We watched Tom Hanks’ masterful portrayal of 6th cousin Fred Rogers on the big screen this past week. This break from superheroes and fast pace action movies provided a much appreciated break to my soul. Fred Rogers touched everyone he encountered, which made a wonderful storyline for the movie about him. We expected a review of Rogers’ life and were pleasantly surprised by this third person account of how he changed the life of a journalist from Esquire Magazine a few years before his death.
Fred Rogers achieved a great deal during his 74 years on this earth. His 50-year marriage to his wife and the 895 episodes of Mister Rogers’ Neighborhood would surely rank among his favorites. Regardless of his Seminary education and Ministerial ordination, he was accepted as a champion of “civility, tolerance, sharing and self-worth” in the Washington Post eulogy about him over 16 years ago.
It’s no wonder that a movie to extoll these virtues would be received so well in a time that seems to lack all of the above.
The preacher who chose to speak by example still brings a smile and a song to the lips of those he touched a generation ago. The message of his little theme song and the reassuring lessons from his make-believe world were anything but make believe. Words about caring and understanding and listening and controlling our anger still protect our psyche today. He taught us how to think before we speak and how to deal with tough things that happen in life—like starting school, reacting to a newborn who invades your house or even divorce or death. His episode about Robert Kennedy’s assassination aired only a few days after the event in 1968. He insisted on helping us with the important feelings and hard challenges of life.
Hanks’ depiction in the movie portrayed a man who would focus on the other person’s needs before his own. Even when being interviewed, he would ask questions about the personal life and hurts of the one interviewing him. He cared and it showed in his questions and his quiet but invasive manner. How could anyone refuse his sincere concern?

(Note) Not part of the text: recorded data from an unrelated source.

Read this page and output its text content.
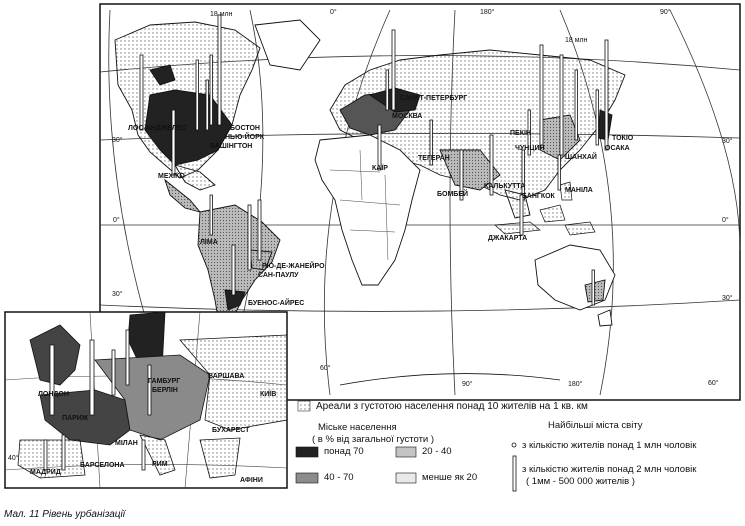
ЛОС-АНДЖЕЛЕС	БОСТОН
НЬЮ-ЙОРК
ВАШІНГТОН
МЕХІКО
ЛІМА
РІО-ДЕ-ЖАНЕЙРО
САН-ПАУЛУ
БУЕНОС-АЙРЕС
САНКТ-ПЕТЕРБУРГ
МОСКВА
КАЇР
ТЕГЕРАН
БОМБЕЙ
КАЛЬКУТТА
БАНГКОК
МАНІЛА
ДЖАКАРТА
ПЕКІН
ЧУНЦИН
ШАНХАЙ
ТОКІО
ОСАКА
18 млн
18 млн
0°	180°	90°
30°
0°
30°
30°
0°
30°
60°
90°	180°
60°
ЛОНДОН
ПАРИЖ
ГАМБУРГ
БЕРЛІН
ВАРШАВА
КИЇВ
МІЛАН
БУХАРЕСТ
БАРСЕЛОНА
МАДРИД
РИМ
АФІНИ
40°
Ареали з густотою населення понад 10 жителів на 1 кв. км
Міське населення
( в % від загальної густоти )
понад 70	20 - 40
40 - 70	менше як 20
Найбільші міста світу
з кількістю жителів понад 1 млн чоловік
з кількістю жителів понад 2 млн чоловік
( 1мм - 500 000 жителів )
Мал. 11 Рівень урбанізації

Our world needs more men like Fred Rogers. We desperately need the quiet civility he modeled. If we could deal with our issues in the manner he modeled we would have much less pain and much more cooperation. Things wouldn’t go undone because we would care more about outcomes than posturing or positioning.
His manner rose out of his belief system. The core character inside us drives the methods and purposes outside. Actions that accuse and undermine others comes from a character driven by arrogance and power-hungry dominance. Spending time reflecting on our inner selves prevents a great deal of mistakes and misfires in our outer world.
I’d like to think more of us want to be more like Mr. Rogers. Being neighborly doesn’t cost a thing. Living with a song instead of living with spite pays great dividends. Extending a hand of invitation beats clenching a fist of resistance any day. What about it, neighbor?